Inegavelmente é um fenomeno novo este da liderança brasileira no continente.
Potencial sempre tivemos. País grande, de dimensões continentais, rico, com recursos
abundantes, etc. Mas com nosso eterno complexo de cachorro vira-lata, estávamos habituados
a olhar para nossos vizinhos, sobretudo para a orgulhosa Argentina sentindo-nos inferiores.
Não éramos país culto, nem sofisticado, nosso povo era pobre e aqui havia miséria, enquanto
em outros países havia apenas pobreza com dignidade, etc.
Culpávamos vários e várias. A colonização portuguesa, o fato de termos sido
repositório de degredados, com os portugueses enviando para cá a escória máxima que tinham
em suas terras; a escravidão, último país que fomos a aboli-la; nossos indígenas, que eram
indolentes e incapazes de inculturar-se como os dos demais países. Etc. e etc. As queixas
iam por aí e não paravam tão facilmente. A não ser o futebol, não liderávamos nada.

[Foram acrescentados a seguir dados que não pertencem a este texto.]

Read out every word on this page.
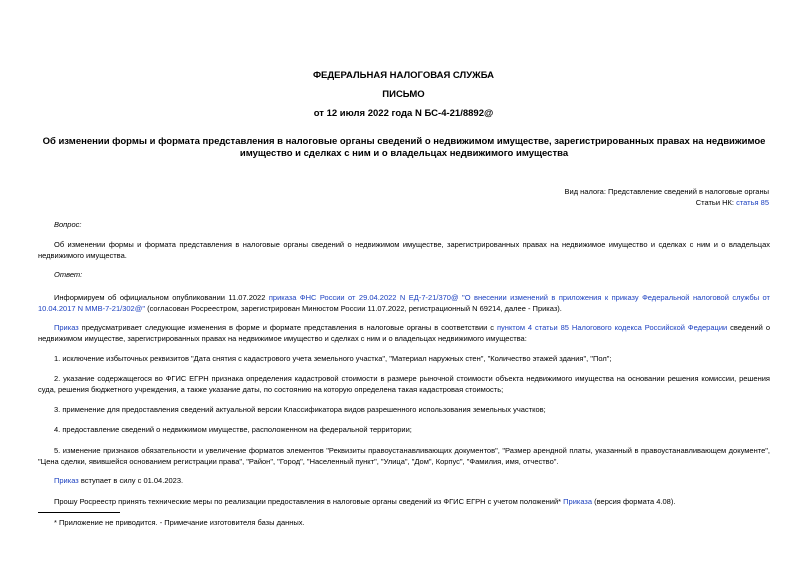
ФЕДЕРАЛЬНАЯ НАЛОГОВАЯ СЛУЖБА
ПИСЬМО
от 12 июля 2022 года N БС-4-21/8892@
Об изменении формы и формата представления в налоговые органы сведений о недвижимом имуществе, зарегистрированных правах на недвижимое имущество и сделках с ним и о владельцах недвижимого имущества
Вид налога: Представление сведений в налоговые органы
Статьи НК: статья 85
Вопрос:
Об изменении формы и формата представления в налоговые органы сведений о недвижимом имуществе, зарегистрированных правах на недвижимое имущество и сделках с ним и о владельцах недвижимого имущества.
Ответ:
Информируем об официальном опубликовании 11.07.2022 приказа ФНС России от 29.04.2022 N ЕД-7-21/370@ "О внесении изменений в приложения к приказу Федеральной налоговой службы от 10.04.2017 N ММВ-7-21/302@" (согласован Росреестром, зарегистрирован Минюстом России 11.07.2022, регистрационный N 69214, далее - Приказ).
Приказ предусматривает следующие изменения в форме и формате представления в налоговые органы в соответствии с пунктом 4 статьи 85 Налогового кодекса Российской Федерации сведений о недвижимом имуществе, зарегистрированных правах на недвижимое имущество и сделках с ним и о владельцах недвижимого имущества:
1. исключение избыточных реквизитов "Дата снятия с кадастрового учета земельного участка", "Материал наружных стен", "Количество этажей здания", "Пол";
2. указание содержащегося во ФГИС ЕГРН признака определения кадастровой стоимости в размере рыночной стоимости объекта недвижимого имущества на основании решения комиссии, решения суда, решения бюджетного учреждения, а также указание даты, по состоянию на которую определена такая кадастровая стоимость;
3. применение для предоставления сведений актуальной версии Классификатора видов разрешенного использования земельных участков;
4. предоставление сведений о недвижимом имуществе, расположенном на федеральной территории;
5. изменение признаков обязательности и увеличение форматов элементов "Реквизиты правоустанавливающих документов", "Размер арендной платы, указанный в правоустанавливающем документе", "Цена сделки, явившейся основанием регистрации права", "Район", "Город", "Населенный пункт", "Улица", "Дом", Корпус", "Фамилия, имя, отчество".
Приказ вступает в силу с 01.04.2023.
Прошу Росреестр принять технические меры по реализации предоставления в налоговые органы сведений из ФГИС ЕГРН с учетом положений* Приказа (версия формата 4.08).
* Приложение не приводится. - Примечание изготовителя базы данных.
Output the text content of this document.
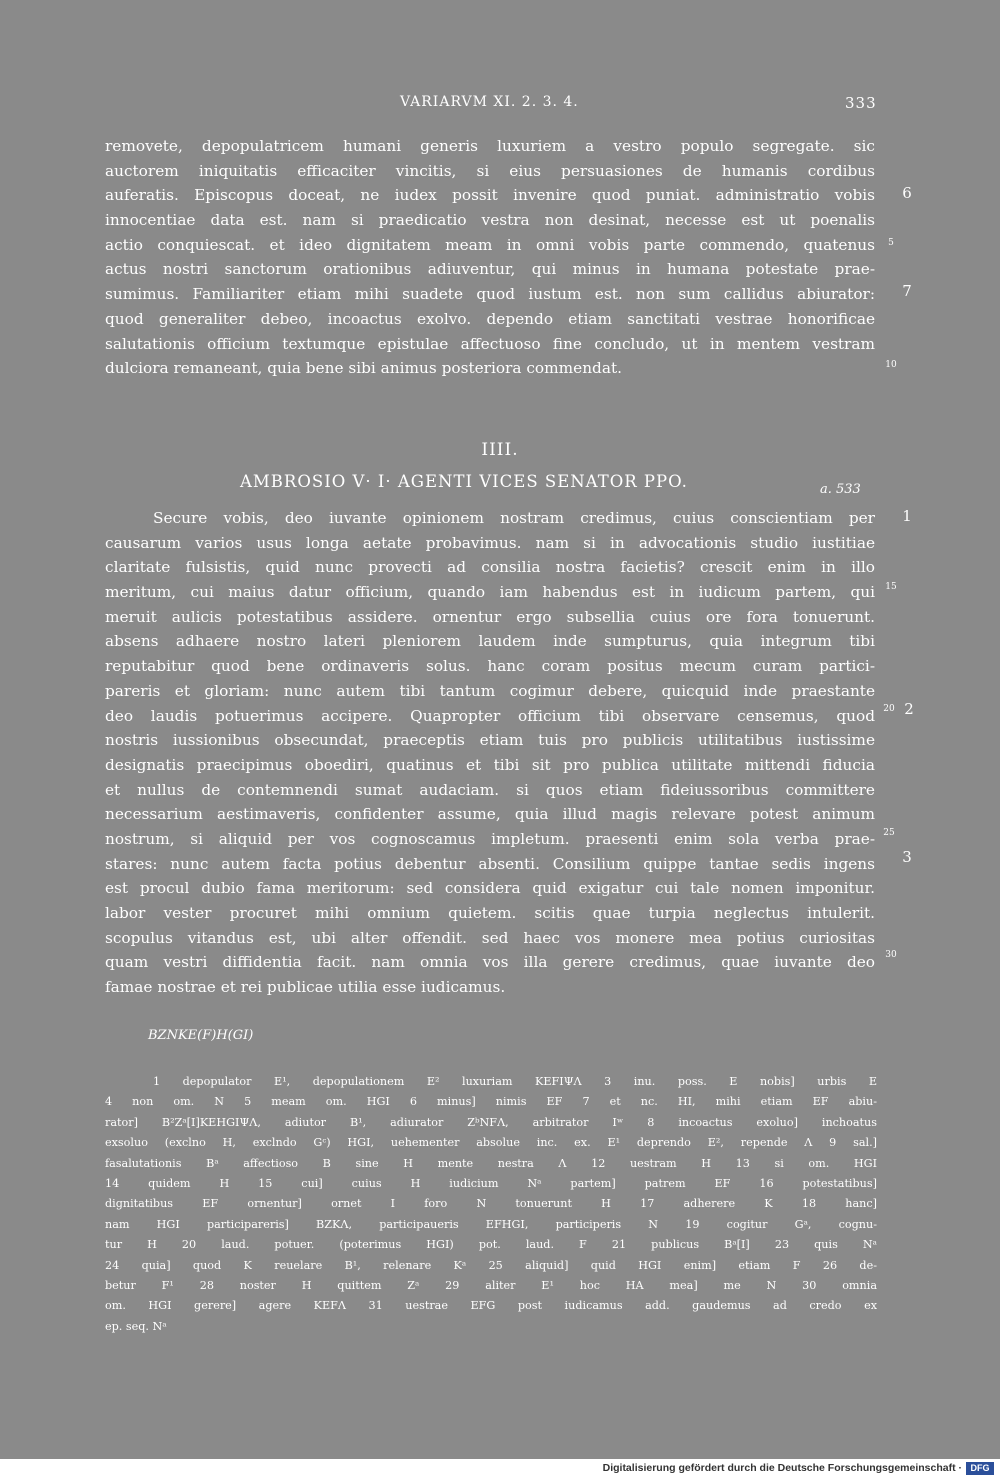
VARIARVM XI. 2. 3. 4.	333
removete, depopulatricem humani generis luxuriem a vestro populo segregate. sic
auctorem iniquitatis efficaciter vincitis, si eius persuasiones de humanis cordibus
auferatis. Episcopus doceat, ne iudex possit invenire quod puniat. administratio vobis
innocentiae data est. nam si praedicatio vestra non desinat, necesse est ut poenalis
actio conquiescat. et ideo dignitatem meam in omni vobis parte commendo, quatenus
actus nostri sanctorum orationibus adiuventur, qui minus in humana potestate prae-
sumimus. Familiariter etiam mihi suadete quod iustum est. non sum callidus abiurator:
quod generaliter debeo, incoactus exolvo. dependo etiam sanctitati vestrae honorificae
salutationis officium textumque epistulae affectuoso fine concludo, ut in mentem vestram
dulciora remaneant, quia bene sibi animus posteriora commendat.
6
5
7
10
IIII.
AMBROSIO V· I· AGENTI VICES SENATOR PPO.	a. 533
Secure vobis, deo iuvante opinionem nostram credimus, cuius conscientiam per
causarum varios usus longa aetate probavimus. nam si in advocationis studio iustitiae
claritate fulsistis, quid nunc provecti ad consilia nostra facietis? crescit enim in illo
meritum, cui maius datur officium, quando iam habendus est in iudicum partem, qui
meruit aulicis potestatibus assidere. ornentur ergo subsellia cuius ore fora tonuerunt.
absens adhaere nostro lateri pleniorem laudem inde sumpturus, quia integrum tibi
reputabitur quod bene ordinaveris solus. hanc coram positus mecum curam partici-
pareris et gloriam: nunc autem tibi tantum cogimur debere, quicquid inde praestante
deo laudis potuerimus accipere. Quapropter officium tibi observare censemus, quod
nostris iussionibus obsecundat, praeceptis etiam tuis pro publicis utilitatibus iustissime
designatis praecipimus oboediri, quatinus et tibi sit pro publica utilitate mittendi fiducia
et nullus de contemnendi sumat audaciam. si quos etiam fideiussoribus committere
necessarium aestimaveris, confidenter assume, quia illud magis relevare potest animum
nostrum, si aliquid per vos cognoscamus impletum. praesenti enim sola verba prae-
stares: nunc autem facta potius debentur absenti. Consilium quippe tantae sedis ingens
est procul dubio fama meritorum: sed considera quid exigatur cui tale nomen imponitur.
labor vester procuret mihi omnium quietem. scitis quae turpia neglectus intulerit.
scopulus vitandus est, ubi alter offendit. sed haec vos monere mea potius curiositas
quam vestri diffidentia facit. nam omnia vos illa gerere credimus, quae iuvante deo
famae nostrae et rei publicae utilia esse iudicamus.
1
15
20 2
25
3
30
BZNKE(F)H(GI)
1 depopulator E¹, depopulationem E² luxuriam KEFIΨΛ 3 inu. poss. E nobis] urbis E
4 non om. N 5 meam om. HGI 6 minus] nimis EF 7 et nc. HI, mihi etiam EF abiu-
rator] B²Zᵃ[I]KEHGIΨΛ, adiutor B¹, adiurator ZᵇNFΛ, arbitrator Iʷ 8 incoactus exoluo] inchoatus
exsoluo (exclno H, exclndo Gᶜ) HGI, uehementer absolue inc. ex. E¹ deprendo E², repende Λ 9 sal.]
fasalutationis Bᵃ affectioso B sine H mente nestra Λ 12 uestram H 13 si om. HGI
14 quidem H 15 cui] cuius H iudicium Nᵃ partem] patrem EF 16 potestatibus]
dignitatibus EF ornentur] ornet I foro N tonuerunt H 17 adherere K 18 hanc]
nam HGI participareris] BZKΛ, participaueris EFHGI, participeris N 19 cogitur Gᵃ, cognu-
tur H 20 laud. potuer. (poterimus HGI) pot. laud. F 21 publicus Bᵃ[I] 23 quis Nᵃ
24 quia] quod K reuelare B¹, relenare Kᵃ 25 aliquid] quid HGI enim] etiam F 26 de-
betur F¹ 28 noster H quittem Zᵃ 29 aliter E¹ hoc HA mea] me N 30 omnia
om. HGI gerere] agere KEFΛ 31 uestrae EFG post iudicamus add. gaudemus ad credo ex
ep. seq. Nᵃ
Digitalisierung gefördert durch die Deutsche Forschungsgemeinschaft · DFG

Não acreditávamos que chegaria o momento em que seriamos olhados com respeito
pelos outros, desempenhando incontestável liderança no continente latino-americano. O Brasil
tornou-se protagonista dos processos continentais, ganhou estatuto de “investment grade”, tem
uma economia que vai se mantendo estável já há um bom tempo e se destaca nos cenários
político e economico. Inclusive quando há conflitos políticos protagonizados pelos chefes de
governo dos países vizinhos, a mediação brasileira tem se revelado eficaz e hábil.
O próprio processo de fortalecimento do Mercosul dependerá, em grande medida, da
compreensão e aceitação, por parte sobretudo da Argentina, da liderança que o Brasil exerce
no continente. Em palavras do próprio Chanceler do governo Kirchner, Rafael Bielsa,”existem
elementos objetivos que indicam que o Brasil, do ponto de vista quantitativo, é uma das
principais potências do mundo, coisa que a Argentina não é”.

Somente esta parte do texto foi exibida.